Eliot’s criticism is one of the more contested bits of the legacy, of course. There are early lectures and essays that do not bear re-reading. Eliot himself effectively suppressed some of that early work, embarrassed both by its Olympian certainties and by its cultural and moral insensitivities (such as the justly notorious reference to the bad influence of ‘free-thinking Jews’ in his 1933 After Strange Gods). But it was in some ways just that Olympian authority that provoked passion, interest and sometimes articulate and sophisticated revolt in so many readers. Our other great mid-twentieth-century literary hero at Magdalene, CS Lewis, battled vigorously against many of Eliot’s judgements, and his magnificent Preface to Paradise Lost exists partly because of Lewis’s intense disagreement with a range of Eliotic obiter dicta, not only Eliot’s view of Milton but his view of criticism itself. Lewis is understandably sceptical about Eliot’s claim that the best critic of poetry is the good poet; this is all very well – says CSL – when you have a poet generally agreed to be good, but it is not much use in helping you to know where to look for help in critical reading when it is not clear where the great poets are. Circularity threatens: you need a good critic to help you work out whether a poet is good; and the disciplines of criticism are importantly not the same as the disciplines of poetry itself.

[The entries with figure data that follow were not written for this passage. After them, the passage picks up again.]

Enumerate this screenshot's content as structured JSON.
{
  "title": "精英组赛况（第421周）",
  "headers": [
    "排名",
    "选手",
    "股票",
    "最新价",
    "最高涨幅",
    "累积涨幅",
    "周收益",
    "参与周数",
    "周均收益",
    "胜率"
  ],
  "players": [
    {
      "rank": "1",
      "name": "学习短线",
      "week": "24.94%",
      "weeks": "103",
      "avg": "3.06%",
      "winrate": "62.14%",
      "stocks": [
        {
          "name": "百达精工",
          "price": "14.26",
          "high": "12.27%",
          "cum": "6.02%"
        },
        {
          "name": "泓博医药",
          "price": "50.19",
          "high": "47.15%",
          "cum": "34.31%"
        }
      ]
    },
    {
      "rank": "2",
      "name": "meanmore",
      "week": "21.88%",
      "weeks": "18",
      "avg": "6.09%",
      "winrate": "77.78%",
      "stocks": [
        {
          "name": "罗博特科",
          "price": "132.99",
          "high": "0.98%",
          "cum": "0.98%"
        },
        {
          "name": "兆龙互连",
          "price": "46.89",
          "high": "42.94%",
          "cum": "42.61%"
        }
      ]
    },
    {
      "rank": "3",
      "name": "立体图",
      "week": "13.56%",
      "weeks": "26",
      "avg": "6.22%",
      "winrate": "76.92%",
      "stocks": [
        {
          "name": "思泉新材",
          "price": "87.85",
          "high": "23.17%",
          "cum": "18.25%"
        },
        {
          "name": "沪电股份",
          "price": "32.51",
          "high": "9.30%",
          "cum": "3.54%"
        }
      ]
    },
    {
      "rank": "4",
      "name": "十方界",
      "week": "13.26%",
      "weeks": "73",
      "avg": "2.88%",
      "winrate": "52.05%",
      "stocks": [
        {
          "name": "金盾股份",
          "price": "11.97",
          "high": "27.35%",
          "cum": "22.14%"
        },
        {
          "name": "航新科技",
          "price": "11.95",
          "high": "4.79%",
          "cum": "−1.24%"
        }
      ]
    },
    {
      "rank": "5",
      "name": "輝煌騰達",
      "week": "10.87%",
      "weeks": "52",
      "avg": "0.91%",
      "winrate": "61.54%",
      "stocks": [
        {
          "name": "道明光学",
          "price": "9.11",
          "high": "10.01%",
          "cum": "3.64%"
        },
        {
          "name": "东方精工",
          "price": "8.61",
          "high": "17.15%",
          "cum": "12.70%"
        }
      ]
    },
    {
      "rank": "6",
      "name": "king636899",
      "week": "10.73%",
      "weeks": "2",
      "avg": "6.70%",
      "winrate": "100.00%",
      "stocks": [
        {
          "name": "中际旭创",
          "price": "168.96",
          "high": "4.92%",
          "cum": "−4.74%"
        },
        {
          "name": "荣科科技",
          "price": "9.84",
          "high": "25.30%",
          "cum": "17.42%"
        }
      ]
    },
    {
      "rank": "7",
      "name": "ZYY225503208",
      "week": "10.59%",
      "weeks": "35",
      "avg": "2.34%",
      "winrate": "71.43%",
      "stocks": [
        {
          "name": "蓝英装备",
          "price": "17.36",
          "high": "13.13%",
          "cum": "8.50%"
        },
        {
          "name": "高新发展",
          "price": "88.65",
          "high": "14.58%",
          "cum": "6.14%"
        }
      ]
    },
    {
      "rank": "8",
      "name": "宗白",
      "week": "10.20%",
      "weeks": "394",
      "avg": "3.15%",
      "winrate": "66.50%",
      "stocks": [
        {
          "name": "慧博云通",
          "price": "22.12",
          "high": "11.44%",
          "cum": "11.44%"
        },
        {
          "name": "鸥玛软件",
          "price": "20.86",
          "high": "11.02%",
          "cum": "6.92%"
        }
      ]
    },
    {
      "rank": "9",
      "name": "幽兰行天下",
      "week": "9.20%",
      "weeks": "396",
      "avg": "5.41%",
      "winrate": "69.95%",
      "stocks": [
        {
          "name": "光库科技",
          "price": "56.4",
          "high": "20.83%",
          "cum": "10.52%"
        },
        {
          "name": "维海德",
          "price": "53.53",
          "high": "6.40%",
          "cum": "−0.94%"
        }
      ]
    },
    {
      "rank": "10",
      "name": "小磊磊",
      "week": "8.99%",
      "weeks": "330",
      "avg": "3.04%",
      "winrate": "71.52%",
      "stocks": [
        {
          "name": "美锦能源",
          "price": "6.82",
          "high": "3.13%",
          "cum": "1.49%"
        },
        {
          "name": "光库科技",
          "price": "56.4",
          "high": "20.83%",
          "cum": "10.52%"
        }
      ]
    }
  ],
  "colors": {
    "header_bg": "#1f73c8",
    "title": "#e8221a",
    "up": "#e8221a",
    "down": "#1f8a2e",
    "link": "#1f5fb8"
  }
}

Lewis’s challenge, though, assumes that there are indeed critical disciplines; and while he could be dismissive of the exercise of critical scholarship on contemporary writing (needing critical help with modern literature was like needing your nanny to blow your nose for you, in one of his more mordant phrases), he knew – no less than Richards – that critical reading was a serious professional task for the academic. Eliot, by bringing major critical discussions into the cultural mainstream in such a distinctive and provocative way, provided his own witness to this, and its effectiveness is not in doubt.

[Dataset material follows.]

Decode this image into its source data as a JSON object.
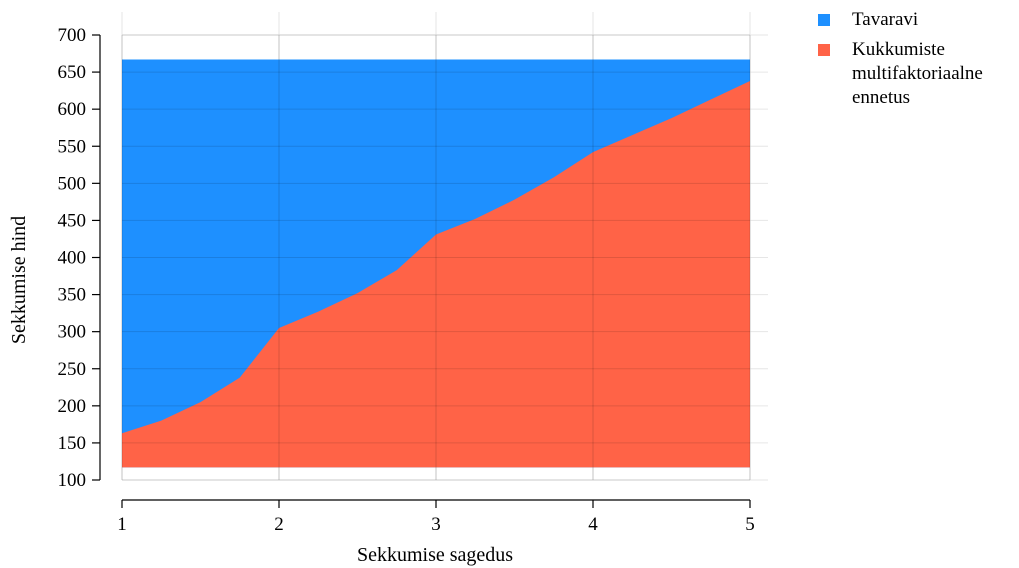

Eliot is at long last receiving the kind of biographical treatment he deserves. Robert Crawford published last year the first volume of what will be a definitive account of his life and writings; it is a biography that, on the showing of this first volume, brings out with special clarity aspects of Eliot’s intellectual journey that have not been fully recognised – for example, the fact that he was already reading widely and deeply in the history of mystical literature, Eastern and Western, even in his undergraduate years at Harvard. A proper appreciation of Eliot’s stature is bound to include a recognition of this rich and diverse intellectual formation. As much as Yeats (whom we also celebrated here last year with a wonderfully lively conference), he was a major poet because he refused to be ‘just’ a poet: the

poetic work grew from and fed back into a set of passionate commitments about society, language and the essence of what it is to be human. As I write, we are mourning the death of Geoffrey Hill – one of those who have brilliantly kept alive the tradition of demanding critical argument and social polemic alongside their poetry. After a few months of unusual mendacity, rancour, hysteria and vulgarity in public and political debate in this country, we should be able to recognise just how and why figures like Eliot, Yeats and Hill matter so profoundly to our cultural health. The careful scrutiny of words and the complex and soulenlarging excess of words – that is, good criticism and good poetry – are more necessary than ever if we are to step back from the dominance of self-interested rhetoric that has no literacy about the past and no vision for the future. Eliot as critic as well as Eliot as poet contributed as much as any public figure of the twentieth century to the struggle for clarity and depth alike in language. Infuriating and inspiring in almost equal measure, he shows us what the poet as public intellectual can be. It is right that we should be proud of our association with him here in Magdalene; and wonderful that we shall have so significant a visible reminder of our connection in the shape of Valerie Eliot’s bequest.